Les Vingt-Sept ont cependant retenu l’essentiel du projet de la Commission dans leurs conclusions pour « une nouvelle stratégie européenne pour l’emploi et la croissance » , en particulier les cinq principaux objectifs (emploi, recherche et innovation, changement climatique et énergie, éducation, lutte contre la pauvreté) et les fameuses « initiatives phares » destinées à « stimuler les progrès ». Le président permanent du Conseil européen, Herman Van Rompuy, a même affirmé que les grandes lignes du programme stratégique seront définitivement adoptées au mois de juin. Signe que le projet de la ­Commission est en bonne voie, son président, José Manuel Barroso, s’est dit « ravi » d’avoir « un accord fondé sur les propositions de la Commission » et a souligné que les dirigeants européens « s’étaient entendus sur la plupart des éléments du plan proposé, y compris une plus grande coordination des politiques économiques nationales et européennes ». L’organisation patronale BusinessEurope a aussi salué l’adoption de la « stratégie 2020 » , qui doit conduire « à un mouvement réel pour des réformes afin de doper la croissance et de restaurer la durabilité budgétaire dans tous les pays de l’UE ».

« Le modèle de développement n’est pas mis en cause. Il est juste repeint aux couleurs d’une croissance “verte, intelligente et inclusive”, défendue par des lobbies patronaux tels que l’European Round Table (ERT) [Table ronde des industriels européens] », commente Attac. Ce lobby des grands industriels a pesé de tout son poids pour convaincre Bruxelles et les gouvernements européens de s’inspirer de leur Vision pour une Europe compétitive en 2025 , qui encourage les gouvernements à réduire les dépenses publiques dans un certain nombre de domaines. Les industriels ont averti « les dirigeants européens qu’une réforme fondamentale des systèmes sociaux et de santé doit être mise en place rapidement afin de mettre l’Union sur le chemin de la croissance durable », a notamment annoncé Wim Philippa, secrétaire général de l’ERT.
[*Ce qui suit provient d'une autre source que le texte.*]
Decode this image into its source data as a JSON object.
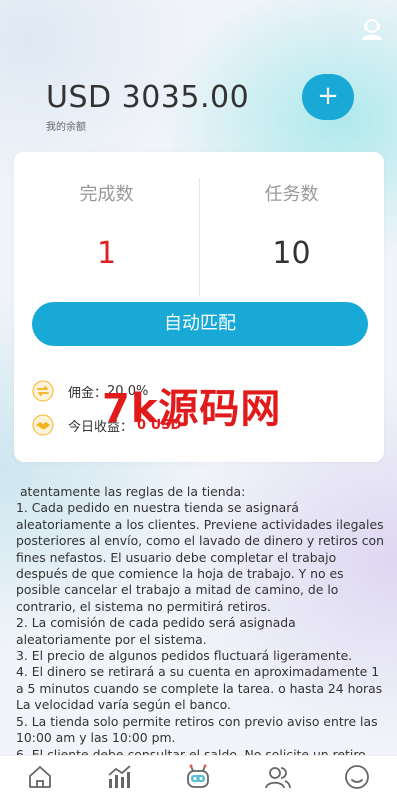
{
  "header": {
    "balance": "USD 3035.00",
    "balance_label": "我的余额",
    "add_button": "+"
  },
  "stats": {
    "completed_label": "完成数",
    "completed_value": "1",
    "tasks_label": "任务数",
    "tasks_value": "10"
  },
  "match_button": "自动匹配",
  "commission": {
    "label": "佣金：",
    "value": "20.0%"
  },
  "today_income": {
    "label": "今日收益：",
    "value": "0 USD"
  },
  "watermark": "7k源码网",
  "rules": [
    " atentamente las reglas de la tienda:",
    "1. Cada pedido en nuestra tienda se asignará aleatoriamente a los clientes. Previene actividades ilegales posteriores al envío, como el lavado de dinero y retiros con fines nefastos. El usuario debe completar el trabajo después de que comience la hoja de trabajo. Y no es posible cancelar el trabajo a mitad de camino, de lo contrario, el sistema no permitirá retiros.",
    "2. La comisión de cada pedido será asignada aleatoriamente por el sistema.",
    "3. El precio de algunos pedidos fluctuará ligeramente.",
    "4. El dinero se retirará a su cuenta en aproximadamente 1 a 5 minutos cuando se complete la tarea. o hasta 24 horas La velocidad varía según el banco.",
    "5. La tienda solo permite retiros con previo aviso entre las 10:00 am y las 10:00 pm.",
    "6. El cliente debe consultar el saldo. No solicite un retiro"
  ],
  "tabs": [
    "home-icon",
    "chart-icon",
    "robot-icon",
    "team-icon",
    "profile-icon"
  ],
  "colors": {
    "accent": "#18a9d6",
    "red": "#e02020",
    "gold": "#f3b51c"
  }
}
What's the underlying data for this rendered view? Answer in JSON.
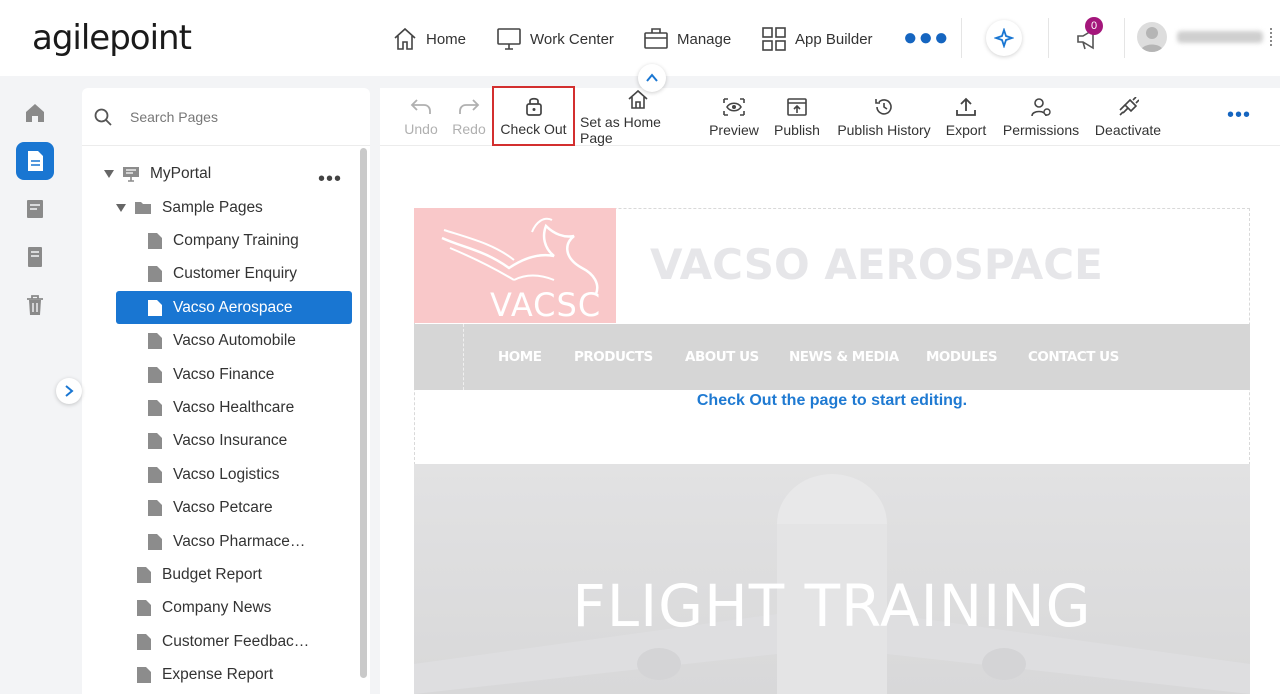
{
  "app": {
    "logo_text": "agilepoint",
    "nav": [
      {
        "label": "Home",
        "icon": "home-icon"
      },
      {
        "label": "Work Center",
        "icon": "monitor-icon"
      },
      {
        "label": "Manage",
        "icon": "briefcase-icon"
      },
      {
        "label": "App Builder",
        "icon": "grid-icon"
      }
    ],
    "notifications_count": "0"
  },
  "search": {
    "placeholder": "Search Pages"
  },
  "tree": {
    "root": "MyPortal",
    "folder": "Sample Pages",
    "folder_children": [
      "Company Training",
      "Customer Enquiry",
      "Vacso Aerospace",
      "Vacso Automobile",
      "Vacso Finance",
      "Vacso Healthcare",
      "Vacso Insurance",
      "Vacso Logistics",
      "Vacso Petcare",
      "Vacso Pharmace…"
    ],
    "selected": "Vacso Aerospace",
    "root_children": [
      "Budget Report",
      "Company News",
      "Customer Feedbac…",
      "Expense Report"
    ]
  },
  "toolbar": {
    "undo": "Undo",
    "redo": "Redo",
    "check_out": "Check Out",
    "set_home": "Set as Home Page",
    "preview": "Preview",
    "publish": "Publish",
    "publish_history": "Publish History",
    "export": "Export",
    "permissions": "Permissions",
    "deactivate": "Deactivate"
  },
  "preview_page": {
    "logo_text": "VACSC",
    "brand_title": "VACSO AEROSPACE",
    "menu": [
      "HOME",
      "PRODUCTS",
      "ABOUT US",
      "NEWS & MEDIA",
      "MODULES",
      "CONTACT US"
    ],
    "checkout_message": "Check Out the page to start editing.",
    "banner_title": "FLIGHT TRAINING"
  },
  "colors": {
    "accent": "#1976d2",
    "badge": "#a4167b",
    "highlight": "#d32f2f",
    "message": "#1f7ad2"
  }
}
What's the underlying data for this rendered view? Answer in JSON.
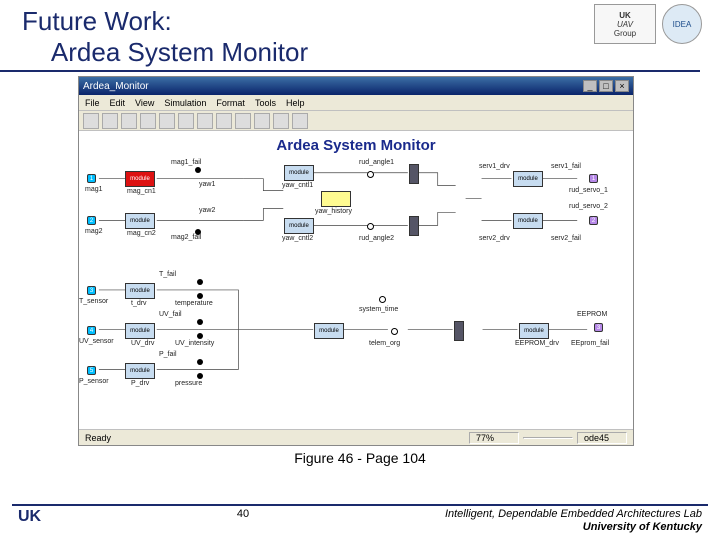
{
  "slide": {
    "title_line1": "Future Work:",
    "title_line2": "Ardea System Monitor",
    "caption": "Figure 46 - Page 104",
    "page_number": "40",
    "lab_line1": "Intelligent, Dependable Embedded Architectures Lab",
    "lab_line2": "University of Kentucky",
    "logo_uk": "UK",
    "logo_uav_top": "UK",
    "logo_uav_mid": "UAV",
    "logo_uav_bot": "Group",
    "logo_idea": "IDEA"
  },
  "window": {
    "title": "Ardea_Monitor",
    "min": "_",
    "max": "□",
    "close": "×",
    "menu": [
      "File",
      "Edit",
      "View",
      "Simulation",
      "Format",
      "Tools",
      "Help"
    ],
    "status_ready": "Ready",
    "status_zoom": "77%",
    "status_solver": "ode45"
  },
  "diagram": {
    "canvas_title": "Ardea System Monitor",
    "labels": {
      "mag1_fail": "mag1_fail",
      "mag_cn1": "mag_cn1",
      "yaw1": "yaw1",
      "yaw2": "yaw2",
      "mag2": "mag2",
      "mag_cn2": "mag_cn2",
      "mag2_fail": "mag2_fail",
      "module": "module",
      "rud_angle1": "rud_angle1",
      "yaw_cntl1": "yaw_cntl1",
      "yaw_history": "yaw_history",
      "yaw_cntl2": "yaw_cntl2",
      "rud_angle2": "rud_angle2",
      "serv1_drv": "serv1_drv",
      "serv2_drv": "serv2_drv",
      "serv1_fail": "serv1_fail",
      "serv2_fail": "serv2_fail",
      "rud_servo_1": "rud_servo_1",
      "rud_servo_2": "rud_servo_2",
      "T_fail": "T_fail",
      "T_sensor": "T_sensor",
      "t_drv": "t_drv",
      "temperature": "temperature",
      "UV_fail": "UV_fail",
      "UV_sensor": "UV_sensor",
      "UV_drv": "UV_drv",
      "UV_intensity": "UV_intensity",
      "P_fail": "P_fail",
      "P_sensor": "P_sensor",
      "P_drv": "P_drv",
      "pressure": "pressure",
      "system_time": "system_time",
      "telem_org": "telem_org",
      "EEPROM": "EEPROM",
      "EEPROM_drv": "EEPROM_drv",
      "EEprom_fail": "EEprom_fail"
    },
    "port_numbers": {
      "p1": "1",
      "p2": "2",
      "p3": "3",
      "p4": "4",
      "p5": "5",
      "out1": "1",
      "out2": "2"
    }
  }
}
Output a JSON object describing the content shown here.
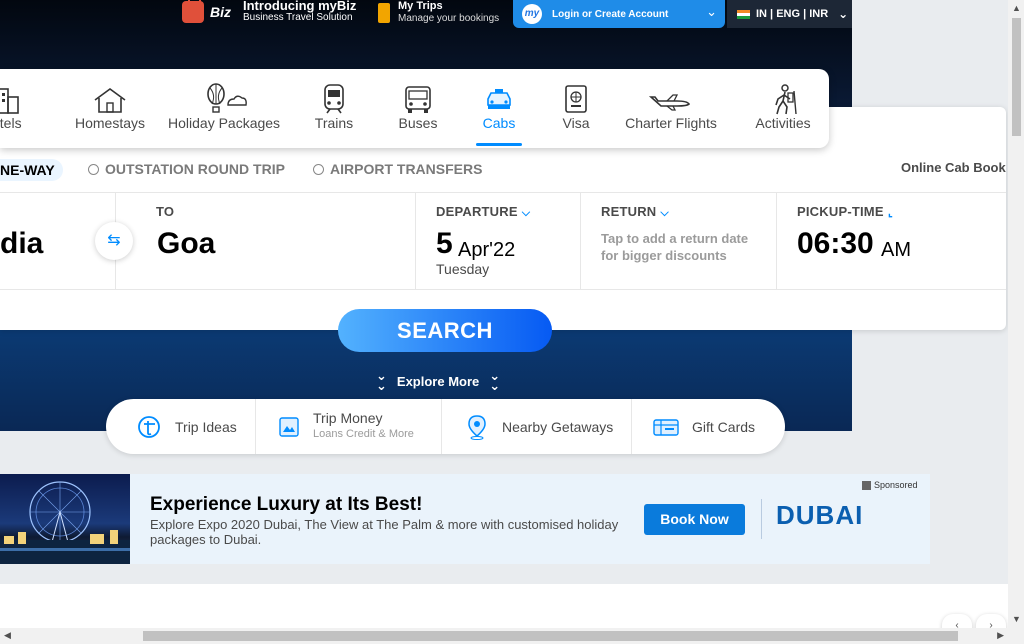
{
  "header": {
    "mybiz_badge": "Biz",
    "mybiz_title": "Introducing myBiz",
    "mybiz_sub": "Business Travel Solution",
    "mytrips_title": "My Trips",
    "mytrips_sub": "Manage your bookings",
    "login_label": "Login or Create Account",
    "avatar_text": "my",
    "locale": "IN | ENG | INR"
  },
  "nav": [
    {
      "label": "otels",
      "icon": "hotel-icon"
    },
    {
      "label": "Homestays",
      "icon": "homestay-icon"
    },
    {
      "label": "Holiday Packages",
      "icon": "holiday-balloon-icon"
    },
    {
      "label": "Trains",
      "icon": "train-icon"
    },
    {
      "label": "Buses",
      "icon": "bus-icon"
    },
    {
      "label": "Cabs",
      "icon": "cab-icon",
      "active": true
    },
    {
      "label": "Visa",
      "icon": "passport-icon"
    },
    {
      "label": "Charter Flights",
      "icon": "charter-plane-icon"
    },
    {
      "label": "Activities",
      "icon": "activities-icon"
    }
  ],
  "trip_types": {
    "oneway": "NE-WAY",
    "outstation": "OUTSTATION ROUND TRIP",
    "airport": "AIRPORT TRANSFERS"
  },
  "online_cab": "Online Cab Book",
  "from": {
    "value": "dia"
  },
  "to": {
    "label": "TO",
    "value": "Goa"
  },
  "departure": {
    "label": "DEPARTURE",
    "day": "5",
    "month_year": "Apr'22",
    "weekday": "Tuesday"
  },
  "return": {
    "label": "RETURN",
    "hint": "Tap to add a return date for bigger discounts"
  },
  "pickup": {
    "label": "PICKUP-TIME",
    "time": "06:30",
    "ampm": "AM"
  },
  "search_label": "SEARCH",
  "explore_label": "Explore More",
  "quick_links": [
    {
      "label": "Trip Ideas",
      "icon": "trip-ideas-icon"
    },
    {
      "label": "Trip Money",
      "sub": "Loans Credit & More",
      "icon": "trip-money-icon"
    },
    {
      "label": "Nearby Getaways",
      "icon": "location-pin-icon"
    },
    {
      "label": "Gift Cards",
      "icon": "gift-card-icon"
    }
  ],
  "ad": {
    "title": "Experience Luxury at Its Best!",
    "desc": "Explore Expo 2020 Dubai, The View at The Palm & more with customised holiday packages to Dubai.",
    "cta": "Book Now",
    "logo": "DUBAI",
    "sponsored": "Sponsored"
  },
  "colors": {
    "accent": "#008cff",
    "search_start": "#53b2fe",
    "search_end": "#065af3",
    "login_bg": "#1f8ce8"
  }
}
Le contenu d’« Europe 2020 » n’a guère été apprécié des syndicats et des ONG, qui ont organisé leur sommet alternatif au Parlement européen le 25 mars. « Les objectifs associés sont dans la continuité de ceux fixés en 2000 pour 2010. Ils sont formulés sur un mode incantatoire, afin d’étalonner les “progrès” des pays membres (le benchmarking), et de mettre à l’index les pays mauvais élèves » , note Attac. Libéralisation des services, discipline budgétaire forte et déréglementation ont ainsi été transférées dans Europe 2020. L’Europe doit ainsi « faire tout son possible pour mobiliser ses moyens financiers et explorer de nouvelles voies en matière d’association de fonds privés et publics et de création d’instruments innovants pour financer les investissements nécessaires, y compris les partenariats public-privé (PPP) » . Le « big business as usual » domine les orientations, a constaté le Corporate Europe Observatory (CEO), un groupe de militants et chercheurs (dont Susan George) installé à Bruxelles, qui travaille sur l’influence du lobbying industriel sur les politiques européennes. Cette organisation soutenue par des ONG, notamment Oxfam, les Amis de la Terre et la Fondation pour une terre humaine, a comparé le contenu d’Europe 2020 avec les lignes directrices de l’ERT. La conclusion est sans équivoque : la copie est quasi conforme à l’original.